✦ The Hyperlinked Bible

Colossians 3:9-10 to Genesis 3:21

NT Text: Colossians 3:9-10

OT Source(s):

  • Genesis 3:21 (God clothing Adam and Eve with garments of skin)

Source: Treasury of Scripture Knowledge

Reference Type: Echo

Connection Method(s): Typology (Providential Type, Backward-Looking) + Contrast

Significance: Paul's language of "stripping off the old self" (apekdysamenoi ton palaion anthrōpon) and "putting on the new self" (endysamenoi ton neon) in Colossians 3:9-10 echoes the garment theology inaugurated in Genesis 3:21, where God clothed Adam and Eve with "garments of skin" (kotnot or) after the Fall. The clothing metaphor in Genesis is freighted with theological meaning: God replaced the inadequate fig-leaf coverings with garments of his own provision, implying sacrifice and gracious covering of shame. Paul reverses and escalates this pattern: where Adam's sin required divine clothing to cover nakedness, believers in Christ "strip off" the fallen Adamic identity entirely and are reclothed with a "new self, which is being renewed in knowledge after the image of its creator" (Col 3:10).

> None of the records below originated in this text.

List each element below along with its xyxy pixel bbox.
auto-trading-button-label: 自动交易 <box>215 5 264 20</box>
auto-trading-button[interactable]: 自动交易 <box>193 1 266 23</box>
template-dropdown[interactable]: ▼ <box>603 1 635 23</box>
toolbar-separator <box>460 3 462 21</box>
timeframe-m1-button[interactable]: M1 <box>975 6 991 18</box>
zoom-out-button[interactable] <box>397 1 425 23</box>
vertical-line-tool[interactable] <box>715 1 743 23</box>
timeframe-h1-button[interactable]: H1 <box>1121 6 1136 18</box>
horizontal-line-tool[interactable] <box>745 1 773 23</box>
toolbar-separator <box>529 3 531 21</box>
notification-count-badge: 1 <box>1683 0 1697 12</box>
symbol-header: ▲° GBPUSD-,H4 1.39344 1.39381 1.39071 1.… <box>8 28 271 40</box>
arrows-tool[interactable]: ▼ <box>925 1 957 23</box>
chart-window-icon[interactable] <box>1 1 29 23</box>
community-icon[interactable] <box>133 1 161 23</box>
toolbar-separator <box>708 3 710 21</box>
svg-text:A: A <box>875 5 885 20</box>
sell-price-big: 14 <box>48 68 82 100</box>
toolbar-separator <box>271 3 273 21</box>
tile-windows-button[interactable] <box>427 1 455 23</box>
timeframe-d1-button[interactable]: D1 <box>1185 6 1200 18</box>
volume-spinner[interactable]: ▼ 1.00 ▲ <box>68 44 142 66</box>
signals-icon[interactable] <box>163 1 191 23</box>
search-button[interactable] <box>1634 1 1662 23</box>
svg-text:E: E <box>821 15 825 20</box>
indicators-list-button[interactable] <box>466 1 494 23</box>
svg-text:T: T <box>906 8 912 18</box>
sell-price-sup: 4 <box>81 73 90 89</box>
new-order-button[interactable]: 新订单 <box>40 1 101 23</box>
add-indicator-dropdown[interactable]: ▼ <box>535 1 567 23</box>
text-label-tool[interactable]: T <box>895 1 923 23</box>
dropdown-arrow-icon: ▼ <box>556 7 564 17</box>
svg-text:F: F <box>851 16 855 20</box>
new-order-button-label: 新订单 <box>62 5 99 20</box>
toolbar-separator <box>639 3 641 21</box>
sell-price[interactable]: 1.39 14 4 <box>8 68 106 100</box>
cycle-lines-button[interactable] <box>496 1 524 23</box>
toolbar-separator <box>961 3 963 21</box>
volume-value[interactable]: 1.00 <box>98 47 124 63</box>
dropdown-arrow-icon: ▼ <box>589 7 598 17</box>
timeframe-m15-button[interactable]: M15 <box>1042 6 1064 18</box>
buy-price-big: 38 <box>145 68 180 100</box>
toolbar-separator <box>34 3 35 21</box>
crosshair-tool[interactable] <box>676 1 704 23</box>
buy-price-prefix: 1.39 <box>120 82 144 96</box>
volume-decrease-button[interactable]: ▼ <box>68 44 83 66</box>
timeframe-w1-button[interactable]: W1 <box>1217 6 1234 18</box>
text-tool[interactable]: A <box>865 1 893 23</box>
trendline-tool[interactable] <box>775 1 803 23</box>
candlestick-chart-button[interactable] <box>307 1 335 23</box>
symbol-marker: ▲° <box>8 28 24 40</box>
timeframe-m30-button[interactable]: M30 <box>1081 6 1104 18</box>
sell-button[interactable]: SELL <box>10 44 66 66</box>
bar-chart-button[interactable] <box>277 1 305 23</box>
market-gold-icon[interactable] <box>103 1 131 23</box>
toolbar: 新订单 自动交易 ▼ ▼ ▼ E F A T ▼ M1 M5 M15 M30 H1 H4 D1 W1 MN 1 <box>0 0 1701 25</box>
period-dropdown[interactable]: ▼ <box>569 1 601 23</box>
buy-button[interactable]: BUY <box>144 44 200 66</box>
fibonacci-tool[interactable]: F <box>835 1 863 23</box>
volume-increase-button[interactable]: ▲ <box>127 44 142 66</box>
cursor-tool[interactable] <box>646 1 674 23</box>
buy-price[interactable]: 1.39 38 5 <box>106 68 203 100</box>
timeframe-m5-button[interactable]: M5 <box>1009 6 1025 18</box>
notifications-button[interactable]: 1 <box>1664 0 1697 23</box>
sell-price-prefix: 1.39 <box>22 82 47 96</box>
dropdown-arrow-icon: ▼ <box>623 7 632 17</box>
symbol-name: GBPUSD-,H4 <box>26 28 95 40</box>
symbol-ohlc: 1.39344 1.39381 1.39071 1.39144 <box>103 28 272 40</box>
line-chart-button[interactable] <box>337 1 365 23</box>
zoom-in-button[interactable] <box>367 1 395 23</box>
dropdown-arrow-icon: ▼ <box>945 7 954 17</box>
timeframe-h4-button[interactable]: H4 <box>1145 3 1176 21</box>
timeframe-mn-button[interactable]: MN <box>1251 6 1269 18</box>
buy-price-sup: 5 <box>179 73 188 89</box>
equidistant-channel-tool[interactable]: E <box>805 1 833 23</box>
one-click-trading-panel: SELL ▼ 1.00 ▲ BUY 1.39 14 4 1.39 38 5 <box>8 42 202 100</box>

The reference to renewal "after the image" (kat' eikona) of the creator deliberately recalls Genesis 1:26-27, forming an inclusio with the original creation. The theological progression runs from creation in God's image (Gen 1:26-27), through the Fall and divine re-clothing (Gen 3:21), to new-creation re-clothing in Christ that restores the original image. Paul thus presents salvation as a re-creation that completes what the garments of skin could only symbolize — the full restoration of humanity's priestly vocation as God's image-bearers.